Он снова нашёл свою лошадь, а когда выехал на дорогу, то увидел Косинского далеко впереди себя.

В следующую ночь оба встретились на берегу Вислы, никто из других, кроме Стравенского, не заметил их отсутствия.

XXI

Блестящие экипажи, сопровождаемые форейторами и гайдуками, направлялись в солнечный вечер к великолепной даче князя Чарторыжского, находившейся в одном из предместий Варшавы.

Король Станислав Август принял приглашение князя, и избранное варшавское общество спешило на бал с тою роялистическою ревностью, которая напоминала теперь версальский двор и которую польское дворянство выказывало во всех вопросах личного почитания короля, хотя само только тем и было занято, что низводило политическое могущество коронованного президента республики к нулю.

Дача князя Чарторыжского была произведением той оригинальной фантазии, которую могло осуществлять несметное богатство Чарторыжских. На покатой возвышенности была видна небольшая деревня, отдельные дома которой во всём походили на дома польских крестьян. Это были простые избы, выстроенные из обтёсанных древесных стволов, которые были соединены между собою смесью, составленной из соломы и глины; большое строение посредине составляло жилище князя и княгини, а кругом находились маленькие домики с пристройками для каждого княжеского ребёнка с его воспитателями и прислугою; всё было окружено садами и по внешности вполне напоминало деревню. Весь парк кругом был разбит в том же вкусе, только в основу была положена идея, что польская деревня выросла на развалинах римского поселения. Повсюду рядом с извилистыми дорогами, проложенными в чаще, виднелись маленькие павильоны в форме деревенских хижин, являвшиеся местом отдохновения; там находились маленькие, искусно украшенные буфеты, где можно было получить освежающие напитки; через ручьи и потоки были перекинуты фантастические мосты, а в некоторых местах среди леса были видны искусно воспроизведённые руины античных зданий; в одном полуразрушенном амфитеатре были устроены конюшни для княжеских лошадей, и так повсюду природа была соединена с искусством.

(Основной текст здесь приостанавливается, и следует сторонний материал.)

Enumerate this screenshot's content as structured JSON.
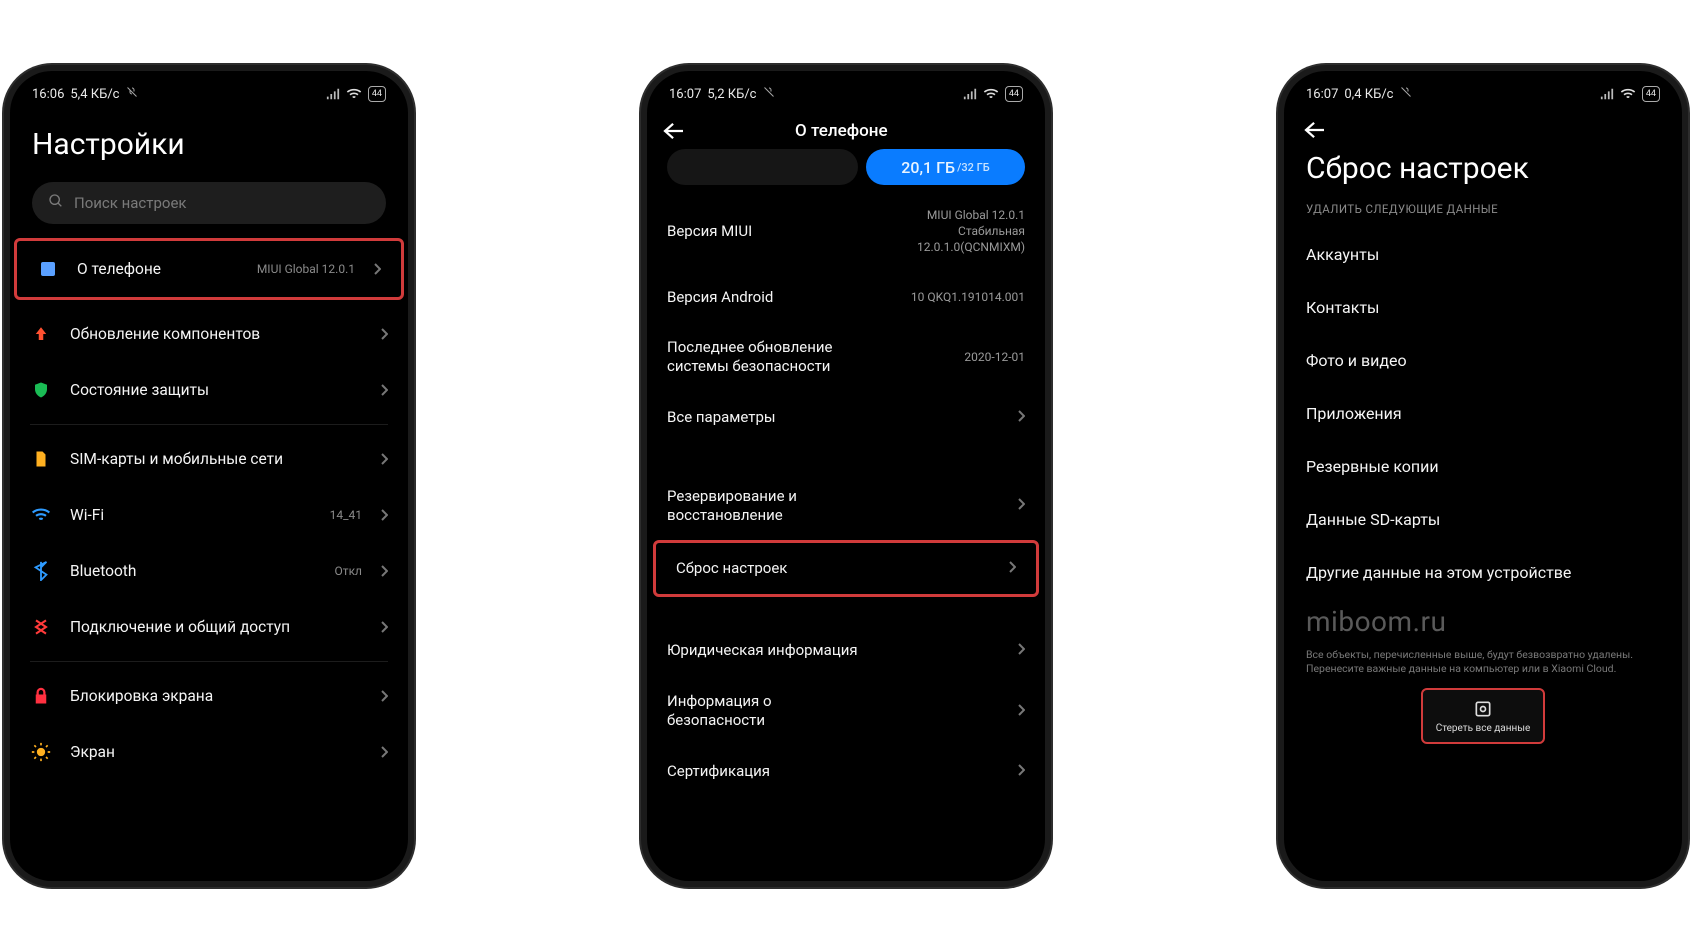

Пред средней деревенской избой князь Чарторыжский и его жена ожидали гостей. Число последних было незначительно; только представители самых знатных фамилий получили приглашение. Как всегда, верхом на коне приехал граф Феликс Потоцкий, в польском национальном костюме, в сопровождении многочисленной свиты, которую он оставил у входа в парк. Он дружески поздоровался с князем и княгинею и постарался завязать весёлую, лёгкую беседу, которая была ему столь присуща, но мрачное настроение, овладевшее им после исчезновения прелестной гречанки, проступало наружу и придавало ему вид какого-то неестественного, принуждённого спокойствия. Видно было, что им вполне овладела какая-то тяжёлая, мучительная мысль. Во время своей беседы он нередко давал совершенно неуместные ответы или задавал вопросы не тем лицам, кому их следовало задать, чем вызывал в обществе лёгкое удивление.

По приглашению князя, приехала и графиня Браницкая, возвратившись из Могилёва, хотя уже довольно давно не появлялась при варшавском дворе.

Пред главным домом были расставлены скамьи и столы грубой деревенской работы, и прибывшим гостям предлагали здесь разные освежающие напитки, которыми славился погреб князей Чарторыжских, но кружки были простые глиняные, а тарелки деревянные, прислуга тоже была наряжена крестьянами.

Едва успели собраться все гости, как доложили о приезде короля.

Для его экипажа были раскрыты огромные деревянные ворота, тогда как остальные гости должны были выходить пред въездом в парк. Пред открытым фаэтоном короля ехали только два гайдука; король сидел вместе со своим адъютантом, позади стояли два лейб-егеря.

Станислав Август, предпочитавший вообще светлые, нежные краски, был одет в светло-серый французский камзол с серебряным шитьём, с голубою лентою через плечо и звездою ордена Белого Орла. С юношескою лёгкостью выпрыгнул он из экипажа, отклонив помощь лейб-егеря, и галантно прикоснулся к руке княгини Чарторыжской.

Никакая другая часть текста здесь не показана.